No one thought to warn the Norwegians that G.I. Jane was a Hollywood movie, not a documentary.

Men and women are completely equal and the same in every way. The only reason men are much stronger and have higher testosterone level is because of differences in education and artificial gender norms.

Everyone knows this.

I mean, if things weren’t this way, building an all-female special forces squad would be a really bad idea, wouldn’t it?

NBC News:

An explosion just a few feet away rocks the unmarked station wagon as it travels along a dirt road in the Norwegian woodland.

Immediately, two soldiers jump from their front seats and run for cover behind the carcass of an old, rusty tank. Firing their weapons at targets along the snow-covered hillside, they call for support from the rest of their unit.

This firefight is just a drill, but the soldiers taking part are battling to break down one of the final barriers to women serving in the armed forces. They are training to become part of Norway’s Jegertroppen or “Hunter Troops” — the world’s first all-female military special forces unit.

More than a year after the U.S. Department of Defense repealed a longtime ban on women serving in ground combat assignments, relatively few have been trained or assigned to these jobs in the U.S. military.

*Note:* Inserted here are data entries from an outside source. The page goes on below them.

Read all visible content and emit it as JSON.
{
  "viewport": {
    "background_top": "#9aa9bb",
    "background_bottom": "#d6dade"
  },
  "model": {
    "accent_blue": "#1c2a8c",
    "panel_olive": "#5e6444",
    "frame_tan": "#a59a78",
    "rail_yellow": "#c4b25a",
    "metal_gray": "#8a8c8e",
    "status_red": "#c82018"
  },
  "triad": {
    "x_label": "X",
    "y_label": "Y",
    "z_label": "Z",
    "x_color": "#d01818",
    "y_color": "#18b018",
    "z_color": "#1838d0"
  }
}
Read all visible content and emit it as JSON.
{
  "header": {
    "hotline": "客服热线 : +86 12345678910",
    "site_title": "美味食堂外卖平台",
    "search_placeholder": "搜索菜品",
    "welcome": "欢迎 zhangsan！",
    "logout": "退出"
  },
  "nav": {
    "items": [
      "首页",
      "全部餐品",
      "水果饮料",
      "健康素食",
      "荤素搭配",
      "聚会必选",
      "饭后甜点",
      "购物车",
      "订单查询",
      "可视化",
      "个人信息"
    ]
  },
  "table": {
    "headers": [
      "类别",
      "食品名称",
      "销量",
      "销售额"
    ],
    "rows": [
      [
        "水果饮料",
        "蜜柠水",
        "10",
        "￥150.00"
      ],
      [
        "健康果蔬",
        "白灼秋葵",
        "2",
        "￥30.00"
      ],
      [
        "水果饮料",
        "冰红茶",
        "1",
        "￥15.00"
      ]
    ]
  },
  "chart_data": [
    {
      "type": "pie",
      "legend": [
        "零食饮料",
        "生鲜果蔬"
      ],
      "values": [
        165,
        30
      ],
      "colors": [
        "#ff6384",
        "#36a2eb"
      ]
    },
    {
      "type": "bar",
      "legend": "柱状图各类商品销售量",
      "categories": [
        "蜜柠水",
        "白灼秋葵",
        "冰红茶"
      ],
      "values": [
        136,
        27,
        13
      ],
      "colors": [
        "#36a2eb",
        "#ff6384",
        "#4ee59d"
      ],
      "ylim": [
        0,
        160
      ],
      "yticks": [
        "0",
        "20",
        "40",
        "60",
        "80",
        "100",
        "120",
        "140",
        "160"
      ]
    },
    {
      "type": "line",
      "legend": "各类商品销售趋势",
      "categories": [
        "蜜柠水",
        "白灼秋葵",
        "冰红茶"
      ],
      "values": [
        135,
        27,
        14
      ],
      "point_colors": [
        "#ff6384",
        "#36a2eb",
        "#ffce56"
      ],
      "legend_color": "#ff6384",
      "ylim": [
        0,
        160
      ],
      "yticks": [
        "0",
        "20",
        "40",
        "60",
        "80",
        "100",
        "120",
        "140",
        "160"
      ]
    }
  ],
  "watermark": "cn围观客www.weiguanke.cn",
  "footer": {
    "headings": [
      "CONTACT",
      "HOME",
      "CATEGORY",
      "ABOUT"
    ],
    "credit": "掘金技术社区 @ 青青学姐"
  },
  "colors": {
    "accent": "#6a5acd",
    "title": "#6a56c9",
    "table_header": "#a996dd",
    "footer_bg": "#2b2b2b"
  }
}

Wow, don’t these fagots watch anime? If they replaced their ground forces with schoolgirls, their effectiveness would skyrocket.

Norway has moved a lot faster to break down military gender barriers. Its parliament introduced legislation in the 1980s that opened up all military roles to women. Last year, Norway became the first NATO country to introduce female conscription.

TOP KEK!

Now that’s what I call an equality OVERDRIVE.

But the introduction of the all-female special forces unit in 2014 raised the profile of women in the Norwegian military the most.

The unit was started after Norway’s Armed Forces’ Special Command saw an increased need for female special operations soldiers — particularly in places like Afghanistan where male troops were forbidden from communicating with women. The exclusion of half the population was having a detrimental impact on intelligence gathering and building community relations.

Get women to interrogate Afghans? What could possibly go wrong.

I sure hope these women are looking forward to becoming the sex slaves to Taliban warlords. That’s the part they don’t show on those girl-power tv shows.

Well, I’m being unfair.

Maybe these girls are gonna be smooth operators, completing their dangerous missions in enemy territory without getting raped by goat-herders.

My money is on the goat-herders though.